China wouldn't put up with the high level reviews by the ISS partners like SpaceX had to go through in order to meet up with the ISS. Having to humble themselves down to that level is something that also just doesn't sit well with the Chinese psyche and worldview.
It is interesting that you are talking about a Saturn V competitor from SpaceX, as Elon Musk is working on an engine design called the Merlin 2, which is claimed to have a similar thrust rating as the F1 engine built for the Saturn V 1st stage. The idea behind the engine is to build something where the Falcon 9 only needs a single engine, yet these engines could be clustered for a much larger rocket.
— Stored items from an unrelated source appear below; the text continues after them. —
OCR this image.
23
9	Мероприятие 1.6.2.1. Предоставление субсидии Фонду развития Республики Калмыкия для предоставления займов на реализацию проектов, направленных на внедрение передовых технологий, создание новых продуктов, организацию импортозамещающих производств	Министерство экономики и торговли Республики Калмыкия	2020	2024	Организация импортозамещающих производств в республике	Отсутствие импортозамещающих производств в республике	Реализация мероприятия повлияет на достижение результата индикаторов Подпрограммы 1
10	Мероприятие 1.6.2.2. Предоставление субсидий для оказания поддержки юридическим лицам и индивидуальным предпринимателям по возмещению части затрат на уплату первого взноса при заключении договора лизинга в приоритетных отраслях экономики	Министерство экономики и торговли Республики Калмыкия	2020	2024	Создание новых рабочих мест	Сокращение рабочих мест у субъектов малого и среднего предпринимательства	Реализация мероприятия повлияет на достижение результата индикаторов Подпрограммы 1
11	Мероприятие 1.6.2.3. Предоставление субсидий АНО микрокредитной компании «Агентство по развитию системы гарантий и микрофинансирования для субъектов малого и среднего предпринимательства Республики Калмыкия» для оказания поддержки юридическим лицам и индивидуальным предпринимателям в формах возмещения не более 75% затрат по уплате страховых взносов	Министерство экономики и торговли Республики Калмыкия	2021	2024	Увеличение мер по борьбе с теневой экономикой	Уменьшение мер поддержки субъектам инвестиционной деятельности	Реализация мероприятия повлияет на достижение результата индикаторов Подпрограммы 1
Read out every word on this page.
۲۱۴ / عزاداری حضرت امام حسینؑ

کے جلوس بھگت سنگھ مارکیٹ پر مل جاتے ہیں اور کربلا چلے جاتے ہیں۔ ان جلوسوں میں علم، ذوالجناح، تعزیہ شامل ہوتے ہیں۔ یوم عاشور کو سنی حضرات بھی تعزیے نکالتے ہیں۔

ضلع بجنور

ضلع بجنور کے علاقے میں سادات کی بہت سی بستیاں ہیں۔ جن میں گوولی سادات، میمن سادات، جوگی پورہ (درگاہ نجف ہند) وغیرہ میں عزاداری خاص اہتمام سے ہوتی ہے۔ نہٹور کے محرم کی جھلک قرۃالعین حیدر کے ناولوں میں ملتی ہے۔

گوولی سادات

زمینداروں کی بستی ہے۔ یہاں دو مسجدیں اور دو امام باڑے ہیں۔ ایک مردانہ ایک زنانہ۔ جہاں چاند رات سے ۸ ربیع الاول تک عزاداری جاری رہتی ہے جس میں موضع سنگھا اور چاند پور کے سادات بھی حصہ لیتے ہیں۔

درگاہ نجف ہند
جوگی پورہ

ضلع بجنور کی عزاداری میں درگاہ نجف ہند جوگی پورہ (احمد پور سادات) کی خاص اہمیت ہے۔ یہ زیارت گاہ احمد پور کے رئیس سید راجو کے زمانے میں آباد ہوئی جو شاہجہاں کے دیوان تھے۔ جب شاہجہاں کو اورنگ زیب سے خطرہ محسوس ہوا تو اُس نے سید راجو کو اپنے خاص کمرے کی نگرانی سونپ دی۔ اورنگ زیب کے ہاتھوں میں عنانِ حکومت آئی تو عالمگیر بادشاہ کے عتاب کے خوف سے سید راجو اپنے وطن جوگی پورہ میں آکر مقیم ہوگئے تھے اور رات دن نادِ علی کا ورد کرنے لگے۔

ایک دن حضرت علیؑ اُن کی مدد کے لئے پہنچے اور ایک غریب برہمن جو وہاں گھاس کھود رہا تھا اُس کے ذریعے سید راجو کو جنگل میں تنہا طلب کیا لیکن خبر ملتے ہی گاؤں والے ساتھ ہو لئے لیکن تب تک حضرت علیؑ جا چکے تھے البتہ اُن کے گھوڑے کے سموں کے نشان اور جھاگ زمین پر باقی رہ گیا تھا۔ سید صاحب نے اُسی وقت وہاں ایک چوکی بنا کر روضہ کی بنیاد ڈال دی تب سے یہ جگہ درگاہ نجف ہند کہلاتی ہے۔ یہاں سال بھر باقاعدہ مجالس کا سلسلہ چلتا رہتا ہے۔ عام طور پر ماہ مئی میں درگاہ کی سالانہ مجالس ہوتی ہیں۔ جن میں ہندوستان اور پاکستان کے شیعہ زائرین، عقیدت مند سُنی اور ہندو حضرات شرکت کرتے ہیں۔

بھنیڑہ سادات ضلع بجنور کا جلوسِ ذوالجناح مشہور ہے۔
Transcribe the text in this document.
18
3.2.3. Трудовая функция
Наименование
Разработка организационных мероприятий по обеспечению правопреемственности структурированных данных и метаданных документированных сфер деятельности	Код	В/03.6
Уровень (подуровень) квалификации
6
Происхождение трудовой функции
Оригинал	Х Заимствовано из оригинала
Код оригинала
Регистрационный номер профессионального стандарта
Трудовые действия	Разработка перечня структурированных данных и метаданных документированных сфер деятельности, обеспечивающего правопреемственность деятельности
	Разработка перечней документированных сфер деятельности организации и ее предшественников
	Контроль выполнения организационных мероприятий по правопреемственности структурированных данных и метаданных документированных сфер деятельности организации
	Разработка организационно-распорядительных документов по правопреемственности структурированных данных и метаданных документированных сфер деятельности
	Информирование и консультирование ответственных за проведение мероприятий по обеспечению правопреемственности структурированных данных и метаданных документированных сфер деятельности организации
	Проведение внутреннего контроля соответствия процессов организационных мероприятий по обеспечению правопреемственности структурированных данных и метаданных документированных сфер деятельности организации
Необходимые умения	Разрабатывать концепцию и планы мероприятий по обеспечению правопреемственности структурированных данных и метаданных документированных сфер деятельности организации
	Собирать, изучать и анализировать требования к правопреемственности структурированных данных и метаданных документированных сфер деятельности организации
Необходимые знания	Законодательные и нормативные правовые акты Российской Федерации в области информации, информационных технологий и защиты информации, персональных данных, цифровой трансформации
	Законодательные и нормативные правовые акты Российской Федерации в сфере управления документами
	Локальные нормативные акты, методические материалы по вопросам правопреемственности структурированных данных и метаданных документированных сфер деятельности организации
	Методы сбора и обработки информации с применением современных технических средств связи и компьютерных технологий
The problem that SpaceX is facing for building such a vehicle is that Elon Musk (in an interview that I've long since lost the link to, but you can dig it up) estimated that it would somewhere between $1-2 billion to develop, which is a bit more than the company can afford with their current revenue stream. If Elon says it is going to cost about $2 billion, I can't even imagine what NASA says such a thing would cost. NASA isn't even developing a new engine for the SLS, where they are simply reusing the SSMEs from the Space Shuttle (with apparently a slight "upgrade" for some future flights once they burn through all of the engines left over from the Shuttle program).
It should noted that besides the Merlin engine, the last engine built for orbital spaceflight in America was the engine used on the Delta IV, and the USAF (with its contractors) had to pull engineers out of retirement in order to get that one built. Big engines aren't easy to be built, where a whole lot of things that can go wrong and where lessons learned on much smaller engines don't easily translate to the larger scale size.
Even Russia had a problem building the huge engines like the F1, where instead they chose to cluster 30 engines in what I think is the most amazing plumbing job ever in the history of mankind with the N1 rocket. The business end of that rocket is a sight to behold. Even that was something that the Soviet era engineers could never really resolve either, and is the primary reason that the Soviet Union never made the trip to the Moon.
Regardless, there isn't a market for rockets that size. If space tourism takes off in a big way and telecommunication satellites start to be built to be human serviceable so crewed flights are needed for upgrades and repairs (something of a possibility I might add), there might be an ongoing need for a larger rocket. In the meantime almost everything needed in space including a trip to Mars can be built with smaller rockets more along the line of the Falcon Heavy or even launchers like the Atlas V and Delta IV. Something like the NAUTLUS-X can easily be built with vehicles in that size, where the task of mating pieces up together in orbit is an already proven technology, thanks to MIR and the ISS (with a little help from "Dr. Rendezvous" Buzz Aldrin).